Yu Ling, Li Yanlong, Li Caiyu, Qi Xiangjun, Lin Yeding, Li Yuanliang, Chen Hanrui, Lin Lizhu
The First Affiliated Hospital of Guangzhou University of Chinese Medicine, Guangzhou, China.
The First Clinical School of Guangzhou University of Chinese Medicine, Guangzhou, China.
Medicine (Baltimore). 2024 Dec 20;103(51):e41036. doi: 10.1097/MD.0000000000041036.
Paraneoplastic Cushing syndrome (PCS) is an adverse prognostic factor for small cell lung cancer (SCLC) patients. Retrospective studies have shown that the median survival of SCLC complicated with PCS was <7 months. No immunochemotherapy has been recorded in the treatment of SCLC with PCS. Previous preclinical and clinical studies have suggested glucocorticoid exposure may affect the efficacy of immunotherapy.
A 60-year-old man was admitted for his irritability and palpitation. During hospitalization, a chest computed tomography scan revealed a lobar soft tissue shadow in his left lower lung. He was diagnosed as limited-stage SCLC (T2bN1M0 IIB) with PCS, ultimately.

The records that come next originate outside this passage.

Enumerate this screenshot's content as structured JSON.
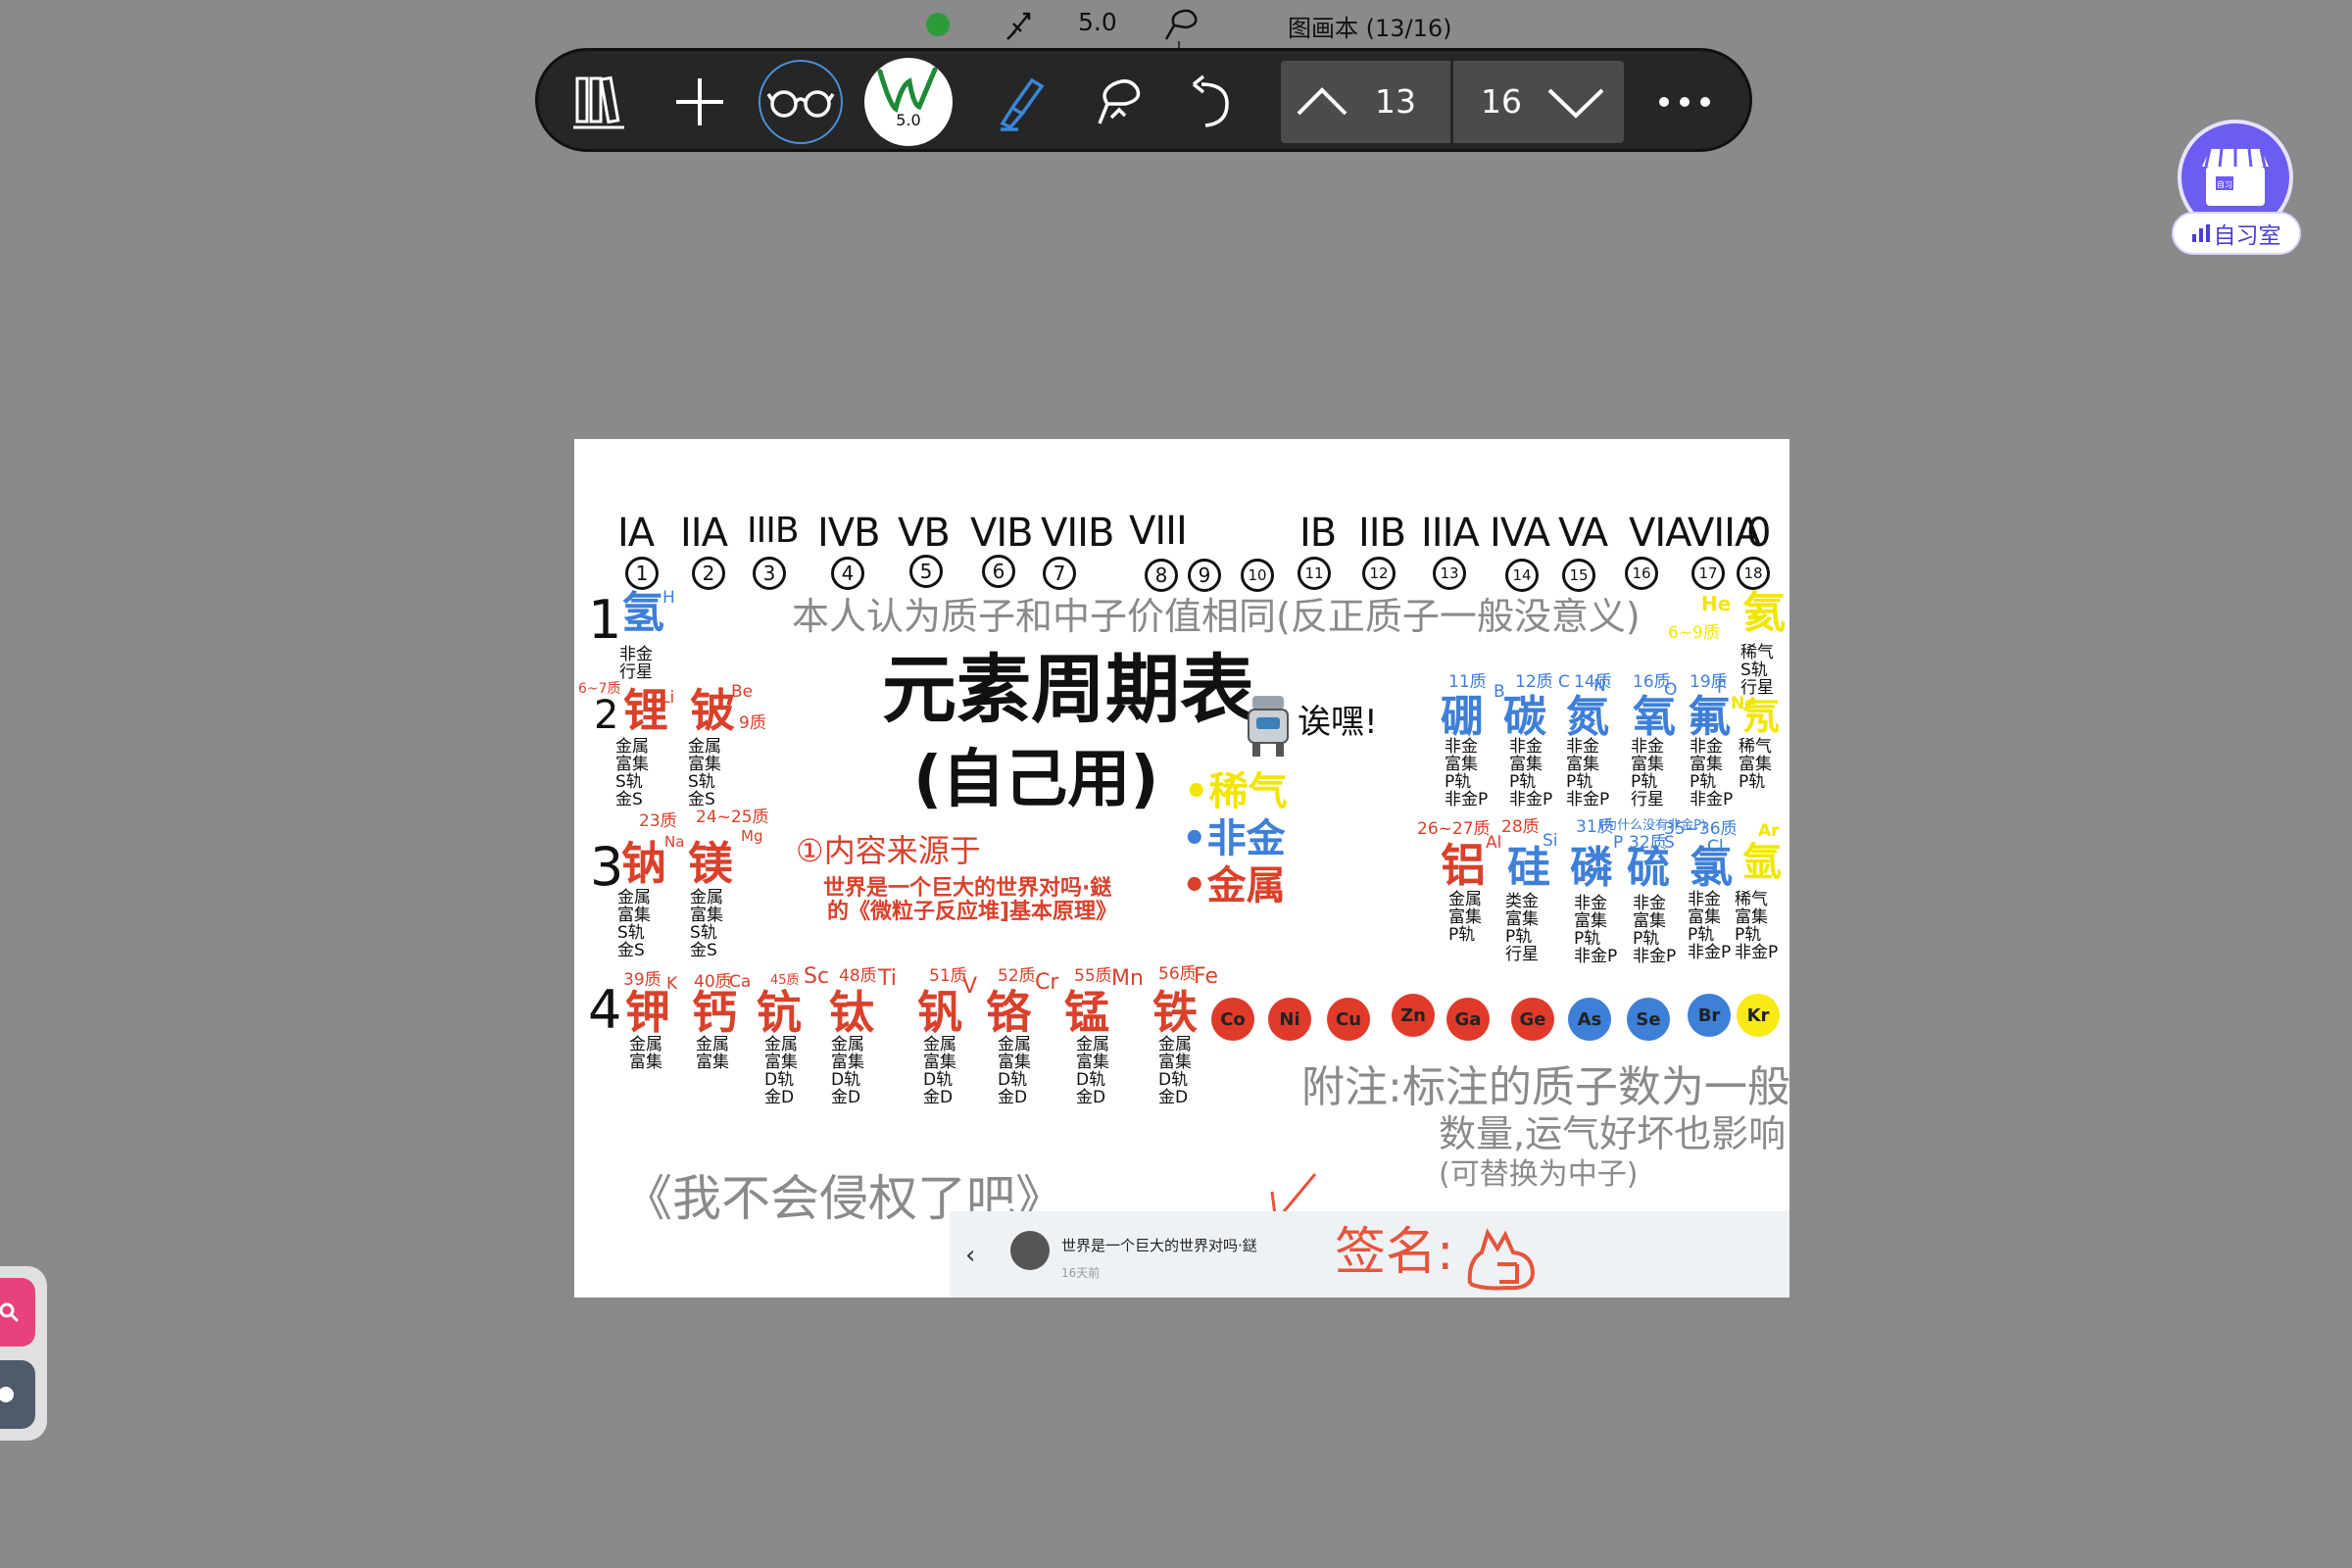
{
  "status_bar": {
    "brush_size": "5.0",
    "notebook_title": "图画本 (13/16)"
  },
  "toolbar": {
    "pen_size": "5.0",
    "current_page": "13",
    "total_pages": "16",
    "icons": [
      "library-icon",
      "add-icon",
      "reading-glasses-icon",
      "pen-icon",
      "highlighter-icon",
      "lasso-icon",
      "undo-icon",
      "page-up-icon",
      "page-down-icon",
      "more-icon"
    ]
  },
  "study_room": {
    "label": "自习室",
    "badge": "自习"
  },
  "canvas": {
    "group_headers": [
      "IA",
      "IIA",
      "IIIB",
      "IVB",
      "VB",
      "VIB",
      "VIIB",
      "VIII",
      "IB",
      "IIB",
      "IIIA",
      "IVA",
      "VA",
      "VIA",
      "VIIA",
      "0"
    ],
    "group_numbers": [
      "1",
      "2",
      "3",
      "4",
      "5",
      "6",
      "7",
      "8",
      "9",
      "10",
      "11",
      "12",
      "13",
      "14",
      "15",
      "16",
      "17",
      "18"
    ],
    "periods": [
      "1",
      "2",
      "3",
      "4"
    ],
    "proton_note": "本人认为质子和中子价值相同(反正质子一般没意义)",
    "title": "元素周期表",
    "subtitle": "(自己用)",
    "exclaim": "诶嘿!",
    "legend": {
      "noble_gas": "•稀气",
      "nonmetal": "•非金",
      "metal": "•金属"
    },
    "source_note": {
      "heading": "①内容来源于",
      "line1": "世界是一个巨大的世界对吗·鎹",
      "line2": "的《微粒子反应堆]基本原理》"
    },
    "appendix": {
      "line1": "附注:标注的质子数为一般",
      "line2": "数量,运气好坏也影响",
      "line3": "(可替换为中子)"
    },
    "disclaimer": "《我不会侵权了吧》",
    "signature_label": "签名:",
    "elements": {
      "h": {
        "name": "氢",
        "symbol": "H",
        "note": "非金\n行星"
      },
      "he": {
        "name": "氦",
        "symbol": "He",
        "tag": "6~9质",
        "note": "稀气\nS轨\n行星"
      },
      "li": {
        "name": "锂",
        "symbol": "Li",
        "tag": "6~7质",
        "note": "金属\n富集\nS轨\n金S"
      },
      "be": {
        "name": "铍",
        "symbol": "Be",
        "tag": "9质",
        "note": "金属\n富集\nS轨\n金S"
      },
      "b": {
        "name": "硼",
        "symbol": "B",
        "tag": "11质",
        "note": "非金\n富集\nP轨\n非金P"
      },
      "c": {
        "name": "碳",
        "symbol": "C",
        "tag": "12质",
        "note": "非金\n富集\nP轨\n非金P"
      },
      "n": {
        "name": "氮",
        "symbol": "N",
        "tag": "14质",
        "note": "非金\n富集\nP轨\n非金P"
      },
      "o": {
        "name": "氧",
        "symbol": "O",
        "tag": "16质",
        "note": "非金\n富集\nP轨\n行星"
      },
      "f": {
        "name": "氟",
        "symbol": "F",
        "tag": "19质",
        "note": "非金\n富集\nP轨\n非金P"
      },
      "ne": {
        "name": "氖",
        "symbol": "Ne",
        "note": "稀气\n富集\nP轨"
      },
      "na": {
        "name": "钠",
        "symbol": "Na",
        "tag": "23质",
        "note": "金属\n富集\nS轨\n金S"
      },
      "mg": {
        "name": "镁",
        "symbol": "Mg",
        "tag": "24~25质",
        "note": "金属\n富集\nS轨\n金S"
      },
      "al": {
        "name": "铝",
        "symbol": "Al",
        "tag": "26~27质",
        "note": "金属\n富集\nP轨"
      },
      "si": {
        "name": "硅",
        "symbol": "Si",
        "tag": "28质",
        "note": "类金\n富集\nP轨\n行星"
      },
      "p": {
        "name": "磷",
        "symbol": "P",
        "tag": "31质",
        "note": "非金\n富集\nP轨\n非金P"
      },
      "s": {
        "name": "硫",
        "symbol": "S",
        "tag": "32质",
        "note": "非金\n富集\nP轨\n非金P"
      },
      "s_extra": "(为什么没有非金P)",
      "cl": {
        "name": "氯",
        "symbol": "Cl",
        "tag": "35~36质",
        "note": "非金\n富集\nP轨\n非金P"
      },
      "ar": {
        "name": "氩",
        "symbol": "Ar",
        "note": "稀气\n富集\nP轨\n非金P"
      },
      "k": {
        "name": "钾",
        "symbol": "K",
        "tag": "39质",
        "note": "金属\n富集"
      },
      "ca": {
        "name": "钙",
        "symbol": "Ca",
        "tag": "40质",
        "note": "金属\n富集"
      },
      "sc": {
        "name": "钪",
        "symbol": "Sc",
        "tag": "45质",
        "note": "金属\n富集\nD轨\n金D"
      },
      "ti": {
        "name": "钛",
        "symbol": "Ti",
        "tag": "48质",
        "note": "金属\n富集\nD轨\n金D"
      },
      "v": {
        "name": "钒",
        "symbol": "V",
        "tag": "51质",
        "note": "金属\n富集\nD轨\n金D"
      },
      "cr": {
        "name": "铬",
        "symbol": "Cr",
        "tag": "52质",
        "note": "金属\n富集\nD轨\n金D"
      },
      "mn": {
        "name": "锰",
        "symbol": "Mn",
        "tag": "55质",
        "note": "金属\n富集\nD轨\n金D"
      },
      "fe": {
        "name": "铁",
        "symbol": "Fe",
        "tag": "56质",
        "note": "金属\n富集\nD轨\n金D"
      }
    },
    "balls": [
      {
        "label": "Co",
        "color": "#e03a2a"
      },
      {
        "label": "Ni",
        "color": "#e03a2a"
      },
      {
        "label": "Cu",
        "color": "#e03a2a"
      },
      {
        "label": "Zn",
        "color": "#e03a2a"
      },
      {
        "label": "Ga",
        "color": "#e03a2a"
      },
      {
        "label": "Ge",
        "color": "#e03a2a"
      },
      {
        "label": "As",
        "color": "#3e7fd8"
      },
      {
        "label": "Se",
        "color": "#3e7fd8"
      },
      {
        "label": "Br",
        "color": "#3e7fd8"
      },
      {
        "label": "Kr",
        "color": "#f7ea16"
      }
    ]
  },
  "embedded_post": {
    "title": "世界是一个巨大的世界对吗·鎹",
    "time": "16天前"
  }
}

The patient received 4 courses of immunochemotherapy of etoposide plus platinum with durvalumab and 1 adjuvant radiotherapy alone in 2022 for his limited-stage SCLC, and underwent 5 courses of immunochemotherapy of irinotecan plus platinum with serplulimab in 2023 for his extensive-stage SCLC. The patient achieved a long survival of 20 months.
The case preliminarily demonstrated the efficacy of immunochemotherapy in the management of SCLC complicated with PCS. The regime of serplulimab with irinotecan-based chemotherapy also indicated its satisfactory efficacy as a second-line treatment for extensive-stage SCLC. Furthermore, the case has highlighted that the management of hypercortisolism, the improvement of myelosuppression, and the prophylaxis against infection were 3 hinges for the continuation of immunochemotherapy and the holistic management of SCLC with PCS.
副肿瘤性库欣综合征(PCS)是小细胞肺癌(SCLC)患者的不良预后因素。回顾性研究表明,合并PCS的SCLC患者的中位生存期<7个月。目前尚无免疫化疗用于治疗合并PCS的SCLC的记录。既往临床前和临床研究提示,糖皮质激素暴露可能影响免疫治疗的疗效。
一名60岁男性因烦躁和心悸入院。住院期间,胸部计算机断层扫描显示其左下肺有一个叶状软组织阴影。最终,他被诊断为合并PCS的局限期SCLC(T2bN1M0 IIB期)。
该患者在2022年接受了依托泊苷加铂联合度伐利尤单抗的4个疗程免疫化疗及单独1次辅助放疗用于治疗其局限期SCLC,并于2023年接受了伊立替康加铂联合斯鲁利单抗的5个疗程免疫化疗用于治疗其广泛期SCLC。该患者实现了20个月的长期生存。
该病例初步证明了免疫化疗在治疗合并PCS的SCLC中的疗效。斯鲁利单抗联合以伊立替康为基础的化疗方案也显示出其作为广泛期SCLC二线治疗的满意疗效。此外,该病例突出表明,控制高皮质醇血症、改善骨髓抑制以及预防感染是继续进行免疫化疗及整体管理合并PCS的SCLC的三个关键环节。